Of course, the Hatch Act prohibits Department of Justice employees from engaging in partisan political activities in the course of official business.[11] The Department applies the most rigorous such restrictions to its senior leadership “to ensure that there is not an appearance that politics plays any part in the Department’s day-to-day operations.”[12] Federal law also disqualifies any DOJ employee “from participation in a particular investigation or prosecution if such participation may result in a personal, financial, or political conflict of interest, or the appearance thereof.”[13] Simply put, the Attorney General is prohibited from putting his thumb on the scale in favor of the President, time and time again.

We write to request an investigation by your office into a pattern of conduct that includes improper political interference, ignoring standards for recusal, and abrogating Attorney General guidelines, among other improper considerations. We ask that your office review the events highlighted above, as well as any other related actions you find during the course of your investigation.
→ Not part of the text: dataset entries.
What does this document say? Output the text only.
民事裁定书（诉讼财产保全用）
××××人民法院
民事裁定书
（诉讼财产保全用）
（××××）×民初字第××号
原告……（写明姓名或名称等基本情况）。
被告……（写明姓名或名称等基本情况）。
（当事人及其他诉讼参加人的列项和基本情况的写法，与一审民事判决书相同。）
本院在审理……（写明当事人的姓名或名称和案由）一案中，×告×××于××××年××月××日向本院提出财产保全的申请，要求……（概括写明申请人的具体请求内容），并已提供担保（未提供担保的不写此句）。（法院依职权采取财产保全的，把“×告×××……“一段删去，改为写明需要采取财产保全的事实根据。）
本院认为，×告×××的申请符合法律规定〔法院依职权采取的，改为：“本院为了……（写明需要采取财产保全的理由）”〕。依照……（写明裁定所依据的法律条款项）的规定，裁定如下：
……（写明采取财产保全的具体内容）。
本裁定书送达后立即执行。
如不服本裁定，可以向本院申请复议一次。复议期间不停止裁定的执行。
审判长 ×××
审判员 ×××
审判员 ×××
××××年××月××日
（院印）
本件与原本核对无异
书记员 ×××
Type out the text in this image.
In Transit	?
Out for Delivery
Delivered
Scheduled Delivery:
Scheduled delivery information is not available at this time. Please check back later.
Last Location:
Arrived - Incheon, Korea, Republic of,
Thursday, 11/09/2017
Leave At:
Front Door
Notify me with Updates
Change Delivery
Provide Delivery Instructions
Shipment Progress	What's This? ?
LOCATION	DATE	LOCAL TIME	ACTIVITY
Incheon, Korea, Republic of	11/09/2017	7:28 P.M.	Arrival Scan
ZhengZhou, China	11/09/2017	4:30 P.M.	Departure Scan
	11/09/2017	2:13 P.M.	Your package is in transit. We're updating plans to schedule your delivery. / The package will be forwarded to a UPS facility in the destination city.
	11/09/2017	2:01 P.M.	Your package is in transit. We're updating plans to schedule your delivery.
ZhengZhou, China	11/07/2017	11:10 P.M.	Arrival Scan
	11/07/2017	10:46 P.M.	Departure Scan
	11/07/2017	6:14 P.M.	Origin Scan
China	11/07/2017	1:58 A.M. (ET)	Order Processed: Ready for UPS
The American people deserve to know the full extent of the politicization of the Department of Justice. They deserve a Department that is guided by the facts and the law, and not by the President’s political interests.

Sincerely,

 

cc: The Honorable Jim Jordan, Ranking Member, House Committee on the Judiciary


[1] Michael D. Shear and Adam Goldman, Michael Flynn Pleads Guilty to Lying to the F.B.I. and Will Cooperate with Russia Inquiry, N.Y. Times, Dec. 1, 2017; see also James V. Grimaldi, et al., Mueller Probes Flynn’s Role in Alleged Plan to Deliver Cleric to Turkey, Wall St. Journal, Nov. 10, 2017.
[2] Susan Hennessey et al., An ugly day for the Justice Department, Lawfare, May 7, 2020.
[3] U.S. v. Flynn, Crim. No 17-232 (Government’s Motion to Dismiss the Criminal Information against the Defendant Michael T. Flynn) (D.D.C. 2020). See also, Matt Zapotosky and Devlin Barrett, Barr faces fresh scrutiny over Stone sentencing controversy, Wash. Post, Feb. 12, 2020.
[4] Quint Forgey, ‘Dirty, filthy cops’: Trump blasts Michael Flynn investigation after new FBI documents released, Politico, Apr. 30, 2020.
[5] Natasha Bertrand et al., Mueller complained to Barr about Russia report memo, Politico, Apr. 30, 2019.
[6] Kristine Phillips and Kevin Johnson, Justice Department ends inquiry of hush-money payments in final months of Donald Trump’s campaign, judge says, USA Today, July 17, 2019.
[7] Morgan Chalfant, Trump criticizes ‘very unfair’ sentencing recommendation for Roger Stone, The Hill, Feb. 11, 2020.
[8] Matt Zapotsky, et al., Prosecutors quit amid escalating Justice Dept. fight over Roger Stone’s prison term, Wash. Post, Feb. 11, 2020.
[9] Spencer S. Hsu, Justice Dept. abandons prosecution of Russian firm indicted in Mueller election interference probe, Wash. Post, Mar. 16, 2020.
[10] See, e.g., William K. Rashbaum and Katie Benner, Paul Manafort Seemed Headed to Rikers. Then the Justice Department Intervened, N. Y. Times, June 17, 2019; Jesse Eisinger and Kevin Wack, How Trump’s Political Appointees Overruled Tougher Settlements With Big Banks, ProPublica, Aug. 2, 2019; Devlin Barrett, et al., William Barr personally asked foreign officials to aid inquiry into CIA, FBI activities in 2016, Wash. Post, Sep. 30, 2019; Hiroko Tabuchi, General Motors Sides With Trump in Emissions Fight, Splitting the Industry, N. Y. Times, Oct. 28, 2019; Matt Zapotosky and Devlin Barrett, Barr acknowledges Justice Dept. has created ‘intake process’ to vet Giuliani’s information on Bidens, Wash. Post, Feb. 10, 2020; Jesse Eisinger and James Bandler, Walmart Was Almost Charged Criminally Over Opioids. Trump Appointees Killed the Indictment, ProPublica, Mar. 25, 2020.
[11] 5 U.S.C. §§ 7323(a) and 7324(a).
[12] Memorandum for All Department of Justice Non-Career Employees, Lee J. Lotfthus, Asst. Attorney General for Administration, Aug. 16, 2018.
[13] 28 U.S.C. § 528; 28 C.F.R. § 45.2.